Tokyo, pagi ini terbangun dengan berita yang cukup mengkhawatirkan. Untuk kedelapan tahun berturut-turut, angka kelahiran di Jepang kembali merosot ke titik terendahnya pada tahun 2023. Data dari Kementerian Kesehatan yang dirilis hari Rabu ini menyoroti situasi yang semakin kritis, memaksa para pejabat untuk mengambil langkah drastis demi membalikkan tren ini.
Angka kelahiran yang menurun menambah deretan masalah yang dihadapi Jepang, dari populasi yang menua hingga penyusutan jumlah penduduk yang berimplikasi besar pada ekonomi dan keamanan nasional. Di tengah bayang-bayang kehadiran China yang semakin agresif di kawasan, situasi ini semakin genting.

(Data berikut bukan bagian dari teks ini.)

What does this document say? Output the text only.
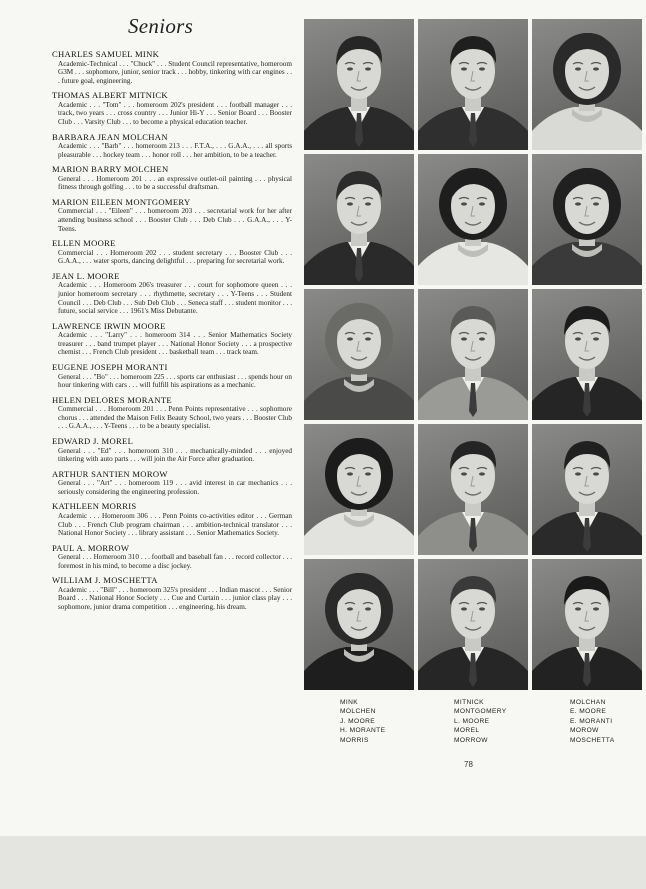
Seniors
CHARLES SAMUEL MINK
Academic-Technical . . . "Chuck" . . . Student Council representative, homeroom G3M . . . sophomore, junior, senior track . . . hobby, tinkering with car engines . . . future goal, engineering.
THOMAS ALBERT MITNICK
Academic . . . "Tom" . . . homeroom 202's president . . . football manager . . . track, two years . . . cross country . . . Junior Hi-Y . . . Senior Board . . . Booster Club . . . Varsity Club . . . to become a physical education teacher.
BARBARA JEAN MOLCHAN
Academic . . . "Barb" . . . homeroom 213 . . . F.T.A., . . . G.A.A., . . . all sports pleasurable . . . hockey team . . . honor roll . . . her ambition, to be a teacher.
MARION BARRY MOLCHEN
General . . . Homeroom 201 . . . an expressive outlet-oil painting . . . physical fitness through golfing . . . to be a successful draftsman.
MARION EILEEN MONTGOMERY
Commercial . . . "Eileen" . . . homeroom 203 . . . secretarial work for her after attending business school . . . Booster Club . . . Deb Club . . . G.A.A., . . . Y-Teens.
ELLEN MOORE
Commercial . . . Homeroom 202 . . . student secretary . . . Booster Club . . . G.A.A., . . . water sports, dancing delightful . . . preparing for secretarial work.
JEAN L. MOORE
Academic . . . Homeroom 206's treasurer . . . court for sophomore queen . . . junior homeroom secretary . . . rhythmette, secretary . . . Y-Teens . . . Student Council . . . Deb Club . . . Sub Deb Club . . . Seneca staff . . . student monitor . . . future, social service . . . 1961's Miss Debutante.
LAWRENCE IRWIN MOORE
Academic . . . "Larry" . . . homeroom 314 . . . Senior Mathematics Society treasurer . . . band trumpet player . . . National Honor Society . . . a prospective chemist . . . French Club president . . . basketball team . . . track team.
EUGENE JOSEPH MORANTI
General . . . "Bo" . . . homeroom 225 . . . sports car enthusiast . . . spends hour on hour tinkering with cars . . . will fulfill his aspirations as a mechanic.
HELEN DELORES MORANTE
Commercial . . . Homeroom 201 . . . Penn Points representative . . . sophomore chorus . . . attended the Maison Felix Beauty School, two years . . . Booster Club . . . G.A.A., . . . Y-Teens . . . to be a beauty specialist.
EDWARD J. MOREL
General . . . "Ed" . . . homeroom 310 . . . mechanically-minded . . . enjoyed tinkering with auto parts . . . will join the Air Force after graduation.
ARTHUR SANTIEN MOROW
General . . . "Art" . . . homeroom 119 . . . avid interest in car mechanics . . . seriously considering the engineering profession.
KATHLEEN MORRIS
Academic . . . Homeroom 306 . . . Penn Points co-activities editor . . . German Club . . . French Club program chairman . . . ambition-technical translator . . . National Honor Society . . . library assistant . . . Senior Mathematics Society.
PAUL A. MORROW
General . . . Homeroom 310 . . . football and baseball fan . . . record collector . . . foremost in his mind, to become a disc jockey.
WILLIAM J. MOSCHETTA
Academic . . . "Bill" . . . homeroom 325's president . . . Indian mascot . . . Senior Board . . . National Honor Society . . . Cue and Curtain . . . junior class play . . . sophomore, junior drama competition . . . engineering, his dream.
MINK
MOLCHEN
J. MOORE
H. MORANTE
MORRIS
MITNICK
MONTGOMERY
L. MOORE
MOREL
MORROW
MOLCHAN
E. MOORE
E. MORANTI
MOROW
MOSCHETTA
78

Statistik terbaru menunjukkan bahwa tingkat kesuburan Jepang—rata-rata jumlah anak yang diharapkan dimiliki oleh seorang wanita selama hidupnya—berada pada angka 1,2 tahun lalu. Jumlah bayi yang lahir di Jepang pada tahun 2023 tercatat sebanyak 727.277, turun 5,6% dari tahun sebelumnya. Ini adalah angka terendah sejak Jepang mulai mencatatkan statistik tersebut pada tahun 1899.

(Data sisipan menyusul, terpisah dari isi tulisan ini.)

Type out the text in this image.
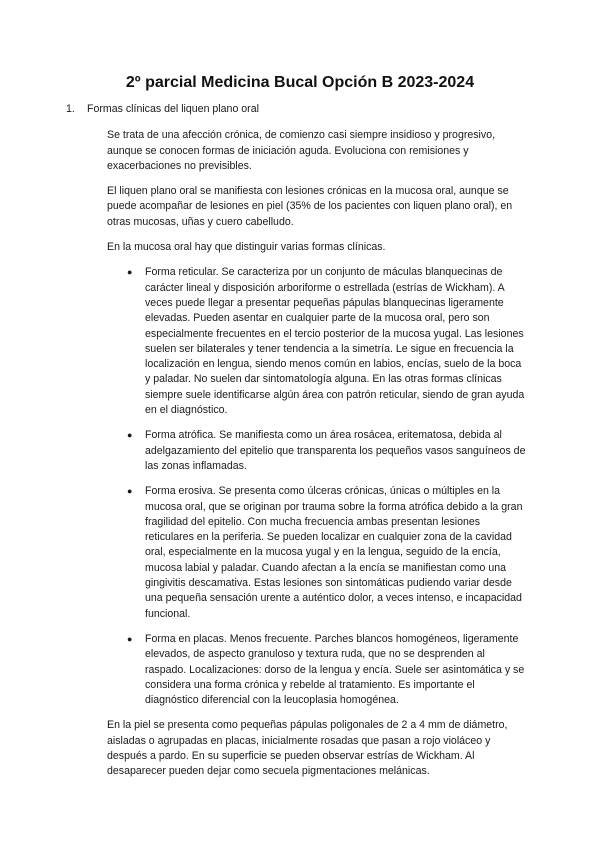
2º parcial Medicina Bucal Opción B 2023-2024
1. Formas clínicas del liquen plano oral

Se trata de una afección crónica, de comienzo casi siempre insidioso y progresivo, aunque se conocen formas de iniciación aguda. Evoluciona con remisiones y exacerbaciones no previsibles.

El liquen plano oral se manifiesta con lesiones crónicas en la mucosa oral, aunque se puede acompañar de lesiones en piel (35% de los pacientes con liquen plano oral), en otras mucosas, uñas y cuero cabelludo.

En la mucosa oral hay que distinguir varias formas clínicas.

● Forma reticular. Se caracteriza por un conjunto de máculas blanquecinas de carácter lineal y disposición arboriforme o estrellada (estrías de Wickham). A veces puede llegar a presentar pequeñas pápulas blanquecinas ligeramente elevadas. Pueden asentar en cualquier parte de la mucosa oral, pero son especialmente frecuentes en el tercio posterior de la mucosa yugal. Las lesiones suelen ser bilaterales y tener tendencia a la simetría. Le sigue en frecuencia la localización en lengua, siendo menos común en labios, encías, suelo de la boca y paladar. No suelen dar sintomatología alguna. En las otras formas clínicas siempre suele identificarse algún área con patrón reticular, siendo de gran ayuda en el diagnóstico.
● Forma atrófica. Se manifiesta como un área rosácea, eritematosa, debida al adelgazamiento del epitelio que transparenta los pequeños vasos sanguíneos de las zonas inflamadas.
● Forma erosiva. Se presenta como úlceras crónicas, únicas o múltiples en la mucosa oral, que se originan por trauma sobre la forma atrófica debido a la gran fragilidad del epitelio. Con mucha frecuencia ambas presentan lesiones reticulares en la periferia. Se pueden localizar en cualquier zona de la cavidad oral, especialmente en la mucosa yugal y en la lengua, seguido de la encía, mucosa labial y paladar. Cuando afectan a la encía se manifiestan como una gingivitis descamativa. Estas lesiones son sintomáticas pudiendo variar desde una pequeña sensación urente a auténtico dolor, a veces intenso, e incapacidad funcional.
● Forma en placas. Menos frecuente. Parches blancos homogéneos, ligeramente elevados, de aspecto granuloso y textura ruda, que no se desprenden al raspado. Localizaciones: dorso de la lengua y encía. Suele ser asintomática y se considera una forma crónica y rebelde al tratamiento. Es importante el diagnóstico diferencial con la leucoplasia homogénea.

En la piel se presenta como pequeñas pápulas poligonales de 2 a 4 mm de diámetro, aisladas o agrupadas en placas, inicialmente rosadas que pasan a rojo violáceo y después a pardo. En su superficie se pueden observar estrías de Wickham. Al desaparecer pueden dejar como secuela pigmentaciones melánicas.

Tak hanya kelahiran, angka pernikahan juga mengalami penurunan sebesar 6% menjadi 474.717 tahun lalu. Fenomena ini menjadi salah satu alasan utama menurunnya angka kelahiran, mengingat masyarakat Jepang yang sangat menjunjung tinggi nilai-nilai keluarga tradisional, di mana kelahiran di luar pernikahan sangat jarang terjadi.
Sekretaris Kabinet, Yoshimasa Hayashi, dalam sebuah konferensi pers menyebut situasi ini sebagai “kritis”. Menurutnya, enam tahun ke depan hingga 2030-an akan menjadi “kesempatan terakhir bagi kita untuk membalikkan tren ini”.
Hayashi menyoroti ketidakstabilan ekonomi, kesulitan dalam menyeimbangkan pekerjaan dan mengasuh anak, serta faktor-faktor kompleks lainnya sebagai alasan utama mengapa banyak anak muda Jepang kesulitan untuk memutuskan menikah atau memiliki anak.
Dalam upaya mengatasi masalah ini, Diet Jepang pada hari Rabu menyetujui revisi undang-undang yang bertujuan memperkuat dukungan finansial bagi orang tua yang sedang mengasuh anak atau yang akan memiliki bayi, serta memperluas akses ke layanan penitipan anak dan meningkatkan manfaat cuti orang tua. Pemerintah telah menganggarkan 5,3 triliun yen sebagai bagian dari anggaran 2024 untuk ini, dan diperkirakan akan menghabiskan 3,6 triliun yen ($23 miliar) dari uang pajak setiap tahun selama tiga tahun ke depan.
Namun, para ahli mengatakan bahwa langkah-langkah ini lebih ditujukan untuk pasangan yang sudah menikah atau yang berencana memiliki anak, dan tidak menangani masalah meningkatnya jumlah anak muda yang enggan menikah.
Takahide Kiuchi, seorang ekonom eksekutif di Nomura Research Institute, menyatakan bahwa langkah-langkah tersebut masih kurang dalam mengatasi masalah yang mendasar. “Langkah-langkah ekonomi sederhana seperti peningkatan subsidi tidak akan menyelesaikan masalah serius penurunan angka kelahiran,” tulis Kiuchi dalam sebuah laporan analisis. Dia menambahkan bahwa pola pikir konservatif yang mendukung peran gender tradisional di rumah dan di tempat kerja juga perlu diubah.
Survei menunjukkan bahwa generasi muda Jepang semakin enggan untuk menikah atau memiliki anak, didorong oleh prospek pekerjaan yang suram, tingginya biaya hidup—yang meningkat lebih cepat daripada gaji—dan budaya perusahaan yang bias gender yang menambah beban ekstra hanya pada wanita dan ibu yang bekerja.
Populasi Jepang yang lebih dari 125 juta diproyeksikan akan turun sekitar 30%, menjadi 87 juta pada tahun 2070, dengan empat dari setiap 10 orang berusia 65 tahun atau lebih.
Di tengah tantangan ini, Jepang harus merajut asa, mengambil lompatan keyakinan, dan menemukan cara untuk menantang penyesalan dengan keberanian. Hanya dengan demikian, mereka dapat berharap untuk membalikkan tren ini dan memastikan masa depan yang lebih cerah bagi generasi yang akan datang.